In [1]:
import git
import numpy as np
import pandas as pd

from sklearn.model_selection import train_test_split
from sklearn.model_selection import KFold
from sklearn.model_selection import GridSearchCV
from sklearn.preprocessing import StandardScaler
from sklearn.linear_model import ElasticNet
from sklearn.pipeline import Pipeline
from sklearn.metrics import mean_squared_error
from sklearn.metrics import root_mean_squared_error

In [2]:
# Testing whether using data_consol.csv helps anything. If so, probably indicates an error in reading in or joining the separate CSVs before
repo = git.Repo('.', search_parent_directories = True)
root = repo.working_tree_dir

data_consol = pd.read_csv(root + '\\data\\data_consol.csv')

In [3]:
X = data_consol.filter(regex="^[0-9]+$")
bact = data_consol['pcr_bact_log']

# Note: do NOT scale X and y before splitting, since that is a data leak. Instead, use the pipeline to scale both Xs, and separately scale the y for custom scoring like RMSE.
X_train, X_test, bact_train_unscaled, bact_test_unscaled = train_test_split(X.to_numpy(), bact.to_numpy(), train_size=0.8, random_state=0)

# Reshaping necessary for the y scaling step
bact_train_unscaled = bact_train_unscaled.reshape(-1,1)
bact_test_unscaled = bact_test_unscaled.reshape(-1,1)

bact_scaler = StandardScaler()
bact_train = bact_scaler.fit_transform(bact_train_unscaled)
bact_test = bact_scaler.transform(bact_test_unscaled)

# 10-fold CV; random state 0
cv_10_0 = KFold(n_splits=10, shuffle=True, random_state=0)

In [4]:
pipe = Pipeline(
    [
        ("scaler", StandardScaler()),
        ("elastic_net", ElasticNet(fit_intercept=False, warm_start=True, random_state=0, selection='random', max_iter=4000))
    ],
    memory = root+'\\cache',
    verbose=True
)

REGULARIZATION = np.logspace(-5, 0, 8)
MIXTURE = np.linspace(0.001, 1, 8)
PARAM_GRID = [
    {
        "elastic_net__alpha": REGULARIZATION,
        "elastic_net__l1_ratio": MIXTURE
    }
]

grid = GridSearchCV(estimator=pipe, param_grid=PARAM_GRID, scoring='neg_root_mean_squared_error', n_jobs=-1, cv=cv_10_0, error_score='raise')
grid.fit(X_train, bact_train)

[Pipeline] ....... (step 2 of 2) Processing elastic_net, total=  10.0s


In [5]:
print('Training RMSE:', round(abs(grid.score(X_train, bact_train)), 3))
print('Testing RMSE:', round(abs(grid.score(X_test, bact_test)), 3))

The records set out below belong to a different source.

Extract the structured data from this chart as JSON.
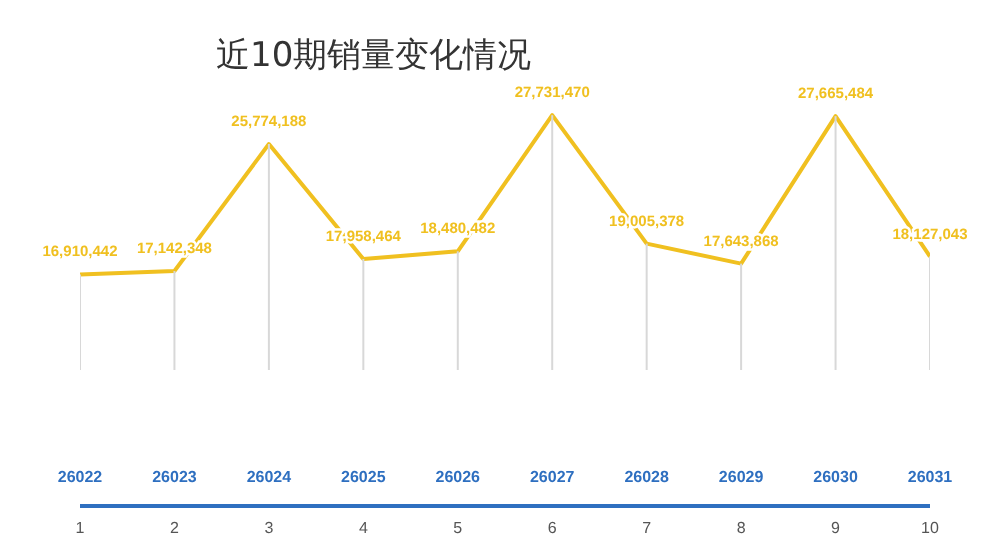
{
  "chart_data": {
    "type": "line",
    "title": "近10期销量变化情况",
    "x": [
      26022,
      26023,
      26024,
      26025,
      26026,
      26027,
      26028,
      26029,
      26030,
      26031
    ],
    "xlim": [
      26022,
      26031
    ],
    "xticks": [
      26022,
      26023,
      26024,
      26025,
      26026,
      26027,
      26028,
      26029,
      26030,
      26031
    ],
    "annotations": [
      "1",
      "2",
      "3",
      "4",
      "5",
      "6",
      "7",
      "8",
      "9",
      "10"
    ],
    "grid": "x",
    "series": [
      {
        "color": "#f0c020",
        "values": [
          16910442,
          17142348,
          25774188,
          17958464,
          18480482,
          27731470,
          19005378,
          17643868,
          27665484,
          18127043
        ],
        "value_labels": [
          "16,910,442",
          "17,142,348",
          "25,774,188",
          "17,958,464",
          "18,480,482",
          "27,731,470",
          "19,005,378",
          "17,643,868",
          "27,665,484",
          "18,127,043"
        ]
      }
    ],
    "tick_labels": "x"
  }
}
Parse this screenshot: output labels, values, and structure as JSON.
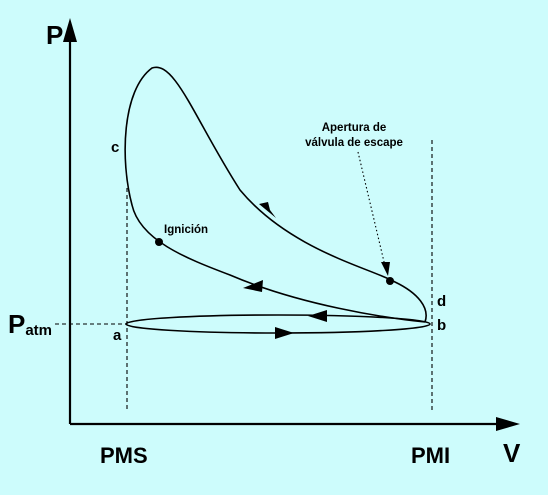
{
  "diagram": {
    "y_axis_label": "P",
    "x_axis_label": "V",
    "patm_main": "P",
    "patm_sub": "atm",
    "pms_label": "PMS",
    "pmi_label": "PMI",
    "point_a": "a",
    "point_b": "b",
    "point_c": "c",
    "point_d": "d",
    "ignition_label": "Ignición",
    "exhaust_line1": "Apertura de",
    "exhaust_line2": "válvula de escape"
  },
  "colors": {
    "background": "#cdfcfc",
    "ink": "#000000"
  }
}
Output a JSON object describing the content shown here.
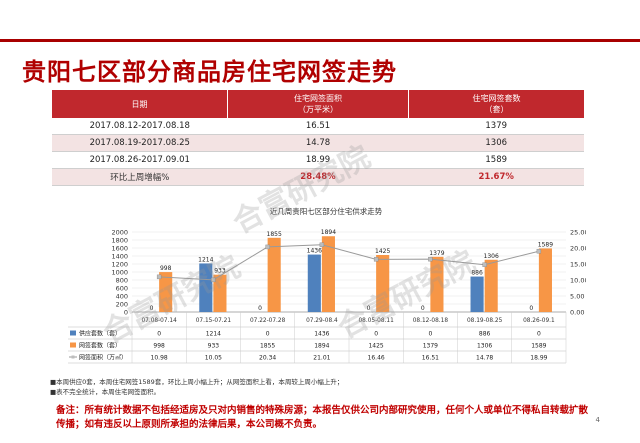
{
  "title": "贵阳七区部分商品房住宅网签走势",
  "table": {
    "headers": [
      "日期",
      "住宅网签面积\n（万平米）",
      "住宅网签套数\n（套）"
    ],
    "rows": [
      [
        "2017.08.12-2017.08.18",
        "16.51",
        "1379"
      ],
      [
        "2017.08.19-2017.08.25",
        "14.78",
        "1306"
      ],
      [
        "2017.08.26-2017.09.01",
        "18.99",
        "1589"
      ]
    ],
    "summary": [
      "环比上周增幅%",
      "28.48%",
      "21.67%"
    ]
  },
  "watermark": "合富研究院",
  "chart_data": {
    "type": "bar",
    "title": "近几周贵阳七区部分住宅供求走势",
    "categories": [
      "07.08-07.14",
      "07.15-07.21",
      "07.22-07.28",
      "07.29-08.4",
      "08.05-08.11",
      "08.12-08.18",
      "08.19-08.25",
      "08.26-09.1"
    ],
    "series": [
      {
        "name": "供应套数（套）",
        "values": [
          0,
          1214,
          0,
          1436,
          0,
          0,
          886,
          0
        ],
        "color": "#4f81bd",
        "axis": "left",
        "kind": "bar"
      },
      {
        "name": "网签套数（套）",
        "values": [
          998,
          933,
          1855,
          1894,
          1425,
          1379,
          1306,
          1589
        ],
        "color": "#f79646",
        "axis": "left",
        "kind": "bar"
      },
      {
        "name": "网签面积（万㎡）",
        "values": [
          10.98,
          10.05,
          20.34,
          21.01,
          16.46,
          16.51,
          14.78,
          18.99
        ],
        "color": "#a6a6a6",
        "axis": "right",
        "kind": "line"
      }
    ],
    "left_ticks": [
      "0",
      "200",
      "400",
      "600",
      "800",
      "1000",
      "1200",
      "1400",
      "1600",
      "1800",
      "2000"
    ],
    "right_ticks": [
      "0.00",
      "5.00",
      "10.00",
      "15.00",
      "20.00",
      "25.00"
    ],
    "ylim_left": [
      0,
      2000
    ],
    "ylim_right": [
      0,
      25
    ],
    "grid": true
  },
  "footnotes": [
    "■本周供应0套，本周住宅网签1589套，环比上周小幅上升；从网签面积上看，本周较上周小幅上升；",
    "■表不完全统计，本周住宅网签面积。"
  ],
  "note": "备注：所有统计数据不包括经适房及只对内销售的特殊房源；本报告仅供公司内部研究使用，任何个人或单位不得私自转载扩散传播；如有违反以上原则所承担的法律后果，本公司概不负责。",
  "page_number": "4"
}
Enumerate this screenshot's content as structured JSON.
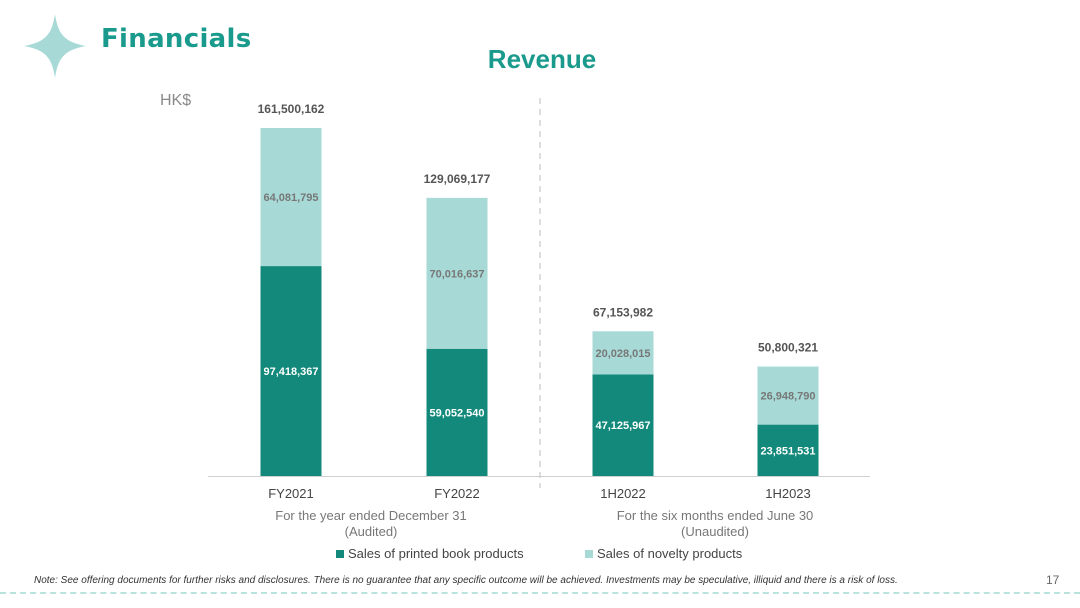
{
  "header": {
    "section_title": "Financials",
    "logo_icon": "four-point-star-icon"
  },
  "colors": {
    "accent": "#1a9a8c",
    "printed": "#12897a",
    "novelty": "#a7dad6"
  },
  "chart_data": {
    "type": "bar",
    "stacked": true,
    "title": "Revenue",
    "unit_label": "HK$",
    "categories": [
      "FY2021",
      "FY2022",
      "1H2022",
      "1H2023"
    ],
    "totals": [
      "161,500,162",
      "129,069,177",
      "67,153,982",
      "50,800,321"
    ],
    "total_values": [
      161500162,
      129069177,
      67153982,
      50800321
    ],
    "series": [
      {
        "name": "Sales of printed book products",
        "values": [
          97418367,
          59052540,
          47125967,
          23851531
        ],
        "labels": [
          "97,418,367",
          "59,052,540",
          "47,125,967",
          "23,851,531"
        ]
      },
      {
        "name": "Sales of novelty products",
        "values": [
          64081795,
          70016637,
          20028015,
          26948790
        ],
        "labels": [
          "64,081,795",
          "70,016,637",
          "20,028,015",
          "26,948,790"
        ]
      }
    ],
    "groups": [
      {
        "caption_line1": "For the year ended December 31",
        "caption_line2": "(Audited)"
      },
      {
        "caption_line1": "For the six months ended June 30",
        "caption_line2": "(Unaudited)"
      }
    ],
    "legend_position": "bottom",
    "grid": false
  },
  "footer": {
    "note": "Note: See offering documents for further risks and disclosures. There is no guarantee that any specific outcome will be achieved. Investments may be  speculative, illiquid and there is a risk of loss.",
    "page_number": "17"
  }
}
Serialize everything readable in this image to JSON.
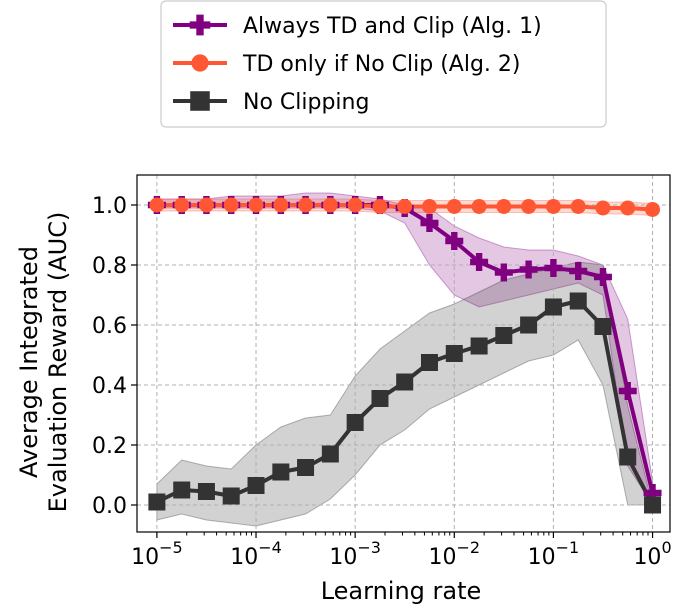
{
  "chart_data": {
    "type": "line",
    "title": "",
    "xlabel": "Learning rate",
    "ylabel_lines": [
      "Average Integrated",
      "Evaluation Reward (AUC)"
    ],
    "x_scale": "log",
    "xlim": [
      6.3e-06,
      1.5
    ],
    "ylim": [
      -0.09,
      1.1
    ],
    "grid": true,
    "legend_placement": "top-center (outside plot)",
    "x_ticks": [
      {
        "value": 1e-05,
        "base": "10",
        "exp": "−5"
      },
      {
        "value": 0.0001,
        "base": "10",
        "exp": "−4"
      },
      {
        "value": 0.001,
        "base": "10",
        "exp": "−3"
      },
      {
        "value": 0.01,
        "base": "10",
        "exp": "−2"
      },
      {
        "value": 0.1,
        "base": "10",
        "exp": "−1"
      },
      {
        "value": 1,
        "base": "10",
        "exp": "0"
      }
    ],
    "y_ticks": [
      {
        "value": 0.0,
        "label": "0.0"
      },
      {
        "value": 0.2,
        "label": "0.2"
      },
      {
        "value": 0.4,
        "label": "0.4"
      },
      {
        "value": 0.6,
        "label": "0.6"
      },
      {
        "value": 0.8,
        "label": "0.8"
      },
      {
        "value": 1.0,
        "label": "1.0"
      }
    ],
    "x": [
      1e-05,
      1.78e-05,
      3.16e-05,
      5.62e-05,
      0.0001,
      0.000178,
      0.000316,
      0.000562,
      0.001,
      0.00178,
      0.00316,
      0.00562,
      0.01,
      0.0178,
      0.0316,
      0.0562,
      0.1,
      0.178,
      0.316,
      0.562,
      1
    ],
    "series": [
      {
        "name": "Always TD and Clip (Alg. 1)",
        "color": "#800080",
        "marker": "plus",
        "values": [
          1.0,
          1.0,
          1.0,
          1.0,
          1.0,
          1.0,
          1.0,
          1.0,
          1.0,
          1.0,
          0.99,
          0.94,
          0.88,
          0.81,
          0.775,
          0.785,
          0.79,
          0.78,
          0.76,
          0.38,
          0.04
        ],
        "band_low": [
          0.99,
          0.99,
          0.99,
          0.99,
          0.99,
          0.99,
          0.99,
          0.99,
          0.99,
          0.98,
          0.94,
          0.8,
          0.7,
          0.66,
          0.68,
          0.7,
          0.72,
          0.74,
          0.7,
          0.13,
          0.0
        ],
        "band_high": [
          1.02,
          1.02,
          1.02,
          1.03,
          1.03,
          1.03,
          1.04,
          1.04,
          1.03,
          1.02,
          1.0,
          0.99,
          0.93,
          0.89,
          0.86,
          0.85,
          0.85,
          0.83,
          0.8,
          0.62,
          0.08
        ]
      },
      {
        "name": "TD only if No Clip (Alg. 2)",
        "color": "#FF5733",
        "marker": "circle",
        "values": [
          1.0,
          1.0,
          1.0,
          1.0,
          1.0,
          1.0,
          1.0,
          1.0,
          1.0,
          0.995,
          0.995,
          0.995,
          0.995,
          0.995,
          0.995,
          0.995,
          0.995,
          0.995,
          0.99,
          0.99,
          0.985
        ],
        "band_low": [
          0.98,
          0.98,
          0.98,
          0.98,
          0.98,
          0.98,
          0.98,
          0.98,
          0.98,
          0.975,
          0.975,
          0.975,
          0.975,
          0.975,
          0.975,
          0.975,
          0.975,
          0.975,
          0.97,
          0.97,
          0.965
        ],
        "band_high": [
          1.02,
          1.02,
          1.02,
          1.02,
          1.02,
          1.02,
          1.02,
          1.02,
          1.02,
          1.015,
          1.015,
          1.015,
          1.015,
          1.015,
          1.015,
          1.015,
          1.015,
          1.015,
          1.01,
          1.01,
          1.005
        ]
      },
      {
        "name": "No Clipping",
        "color": "#333333",
        "marker": "square",
        "values": [
          0.01,
          0.05,
          0.045,
          0.03,
          0.065,
          0.11,
          0.125,
          0.17,
          0.275,
          0.355,
          0.41,
          0.475,
          0.505,
          0.53,
          0.565,
          0.6,
          0.66,
          0.68,
          0.595,
          0.16,
          0.0
        ],
        "band_low": [
          -0.05,
          -0.03,
          -0.05,
          -0.06,
          -0.07,
          -0.05,
          -0.03,
          0.02,
          0.1,
          0.2,
          0.25,
          0.32,
          0.36,
          0.4,
          0.44,
          0.48,
          0.5,
          0.55,
          0.4,
          0.0,
          0.0
        ],
        "band_high": [
          0.07,
          0.15,
          0.13,
          0.12,
          0.2,
          0.26,
          0.29,
          0.3,
          0.43,
          0.52,
          0.58,
          0.64,
          0.67,
          0.71,
          0.75,
          0.77,
          0.79,
          0.81,
          0.8,
          0.33,
          0.0
        ]
      }
    ]
  }
}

# Inverse-transforming the preds to get back to original scale.
# Used for comparison with R results
preds_unscaled = bact_scaler.inverse_transform(grid.predict(X_test).reshape(-1,1))
print('Testing RMSE, unscaled:', round(root_mean_squared_error(preds_unscaled, bact_test_unscaled), 3))

Training RMSE: 0.587
Testing RMSE: 0.766
Testing RMSE, unscaled: 0.338


*Testing models' results:*

For elastic_net random_state=0, training RMSE is 0.587, and testing RMSE is 0.766.

After removing the scaler, training RMSE is 0.491, and testing RMSE is 0.629

No scaler; optimizing R2: training RMSE is 0.236, testing RMSE is 0.935

No scaler; 10-fold CV: training RMSE 0.491, testing RMSE 0.629

With scaler; 10-fold CV; unscaling preds: training RMSE 0.587, testing RMSE 0.338 (on par with R results)

*Final model's results:*

Training RMSE: 0.587

Testing RMSE: 0.766

Testing RMSE, unscaled: 0.338 (on par with R results)